Star Trek Invented the iPad
Apple and Steve Jobs may get credit for putting iPads into the hands of global users but Star Fleet officers were demonstrating the power of an easy user experience (UX) on CBS since the sixties. Being able to intelligently process and store data (flexible semantic) is step one. Being able to intelligently analyze the data (algorithmically) is step two. The last component of a Holy Aggregator is easy user experience (UX.) UX in an InfoSec conversation is providing incident responders with the data they need, when they need it, in the format they need, following their response processes. Flexible object solutions stink at this because they don't understand the data they are storing. There are very few developed workflows in them. Custom queries have to be created. Data should map to processes. One problem we have in InfoSec is we don't document processes which makes mapping user interfaces to the not-yet-existent processes impossible to develop. The second problem is vendors develop based on requirements (process syslog, NetFlow and output to ticketing system) instead of these incident response processes. One of the best tests that can be run against an aggregator is the mean time to resolution (MTTR) (in minutes) that it takes a power user to accomplish an investigative task (i.e.. determine what data was lost in the recent breach.)
What to do today?
If I didn't make it clear enough along the way,let me summarize: WE ARE VERY FAR AWAY FROM HAVING A HOLY AGGREGATOR!! So what to do now? First step is accepting that what you need/want does not exist in one line item. Accepting reality makes it easier to find a solution. The next step is to stop letting analysts and vendors drive your solution development. I wrote an article earlier in the year describing the broken conversations between organizations, vendors and analysts. Do not go shopping for SEIM, AV, IPS and other things you're told you have to have. Instead focus on your objectives. SANS Critical Controls is a great resource for inventorying how you are addressing security issues. The 10 CBK of ISC2 is another good checklist. Focus on the operational areas you need to build, not products that need to be purchased.

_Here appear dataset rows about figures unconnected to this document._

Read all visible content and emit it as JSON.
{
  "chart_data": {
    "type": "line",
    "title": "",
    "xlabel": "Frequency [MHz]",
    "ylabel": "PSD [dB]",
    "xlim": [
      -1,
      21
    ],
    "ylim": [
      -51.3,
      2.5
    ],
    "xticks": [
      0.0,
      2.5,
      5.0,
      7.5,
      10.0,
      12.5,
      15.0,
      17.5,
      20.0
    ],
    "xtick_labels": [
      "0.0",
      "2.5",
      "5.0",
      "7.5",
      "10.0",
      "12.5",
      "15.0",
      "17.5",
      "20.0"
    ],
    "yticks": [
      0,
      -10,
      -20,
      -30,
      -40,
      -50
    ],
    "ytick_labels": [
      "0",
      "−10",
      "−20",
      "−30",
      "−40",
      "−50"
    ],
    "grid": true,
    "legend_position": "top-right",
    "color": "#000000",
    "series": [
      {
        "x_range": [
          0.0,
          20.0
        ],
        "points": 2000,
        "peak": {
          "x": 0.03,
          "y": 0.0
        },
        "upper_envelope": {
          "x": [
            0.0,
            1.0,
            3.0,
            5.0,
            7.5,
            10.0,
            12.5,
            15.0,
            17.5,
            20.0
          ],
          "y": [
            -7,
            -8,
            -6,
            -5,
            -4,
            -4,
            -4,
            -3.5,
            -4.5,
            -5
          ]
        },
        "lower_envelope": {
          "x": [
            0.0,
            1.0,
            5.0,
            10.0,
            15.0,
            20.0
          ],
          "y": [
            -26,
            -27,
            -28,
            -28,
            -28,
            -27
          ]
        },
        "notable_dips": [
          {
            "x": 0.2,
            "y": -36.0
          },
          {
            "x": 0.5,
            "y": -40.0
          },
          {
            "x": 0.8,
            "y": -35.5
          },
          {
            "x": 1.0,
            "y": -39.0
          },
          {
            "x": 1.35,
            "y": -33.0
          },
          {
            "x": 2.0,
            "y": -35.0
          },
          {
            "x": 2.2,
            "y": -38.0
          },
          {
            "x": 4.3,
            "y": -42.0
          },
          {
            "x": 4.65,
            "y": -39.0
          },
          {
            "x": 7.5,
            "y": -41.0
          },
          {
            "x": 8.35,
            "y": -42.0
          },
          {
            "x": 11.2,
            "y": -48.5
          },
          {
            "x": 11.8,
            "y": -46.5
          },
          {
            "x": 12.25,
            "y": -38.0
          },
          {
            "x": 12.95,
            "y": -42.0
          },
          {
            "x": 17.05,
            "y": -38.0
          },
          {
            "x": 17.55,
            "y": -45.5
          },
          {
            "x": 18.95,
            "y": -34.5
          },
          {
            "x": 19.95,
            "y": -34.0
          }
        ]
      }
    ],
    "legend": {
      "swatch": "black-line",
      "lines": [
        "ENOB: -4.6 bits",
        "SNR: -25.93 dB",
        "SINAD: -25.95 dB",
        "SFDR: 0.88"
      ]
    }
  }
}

Focusing on these areas will prompt you to build processes on how to handle specific threat scenarios (armed man walks into data center, spear phishing of CEO, botnet infection from sales staff, etc.) Start buying tools as a result of what your process needs. Questions like "how can I reduce the time staff spends on memory forensics to determine impact of endpoint compromise?" may lead you to an expensive forensic solution that has a 6 month ROI from recovered man hours at the same time reducing risk. Buying an expensive forensic tool because a vendor or analyst said to is stupid and wasteful.
Building these processes are a huge pain in the ass. I know that. I have suspicions that some managers are day dreaming of a Holy Aggregator because they don't want to deal with it. Others don't want to hire the head count (see: Time to Hire a Security Team.) The reality of the current day is that a single pane of glass will only lull an organization into a false sense of security. Take the time to build processes based off of well constructed controls. Buy tools that enable the processes. If you wait for the Holy Aggregator to show up, you will be looking for a new line of work when your data is found on Pastebin.
I know the appeal of a single pane of glass for InfoSec processes is appealing. In the current state of technology it is best to use context/semantic aware data processors that can algorithmically look for threats. The interfaces need to support security operations and incident response workflows (make sure you have these documented before spending too much money.) If you select tools based on workflows instead of comparative matrices, you can build an infrastructure that can respond to modern advanced threats.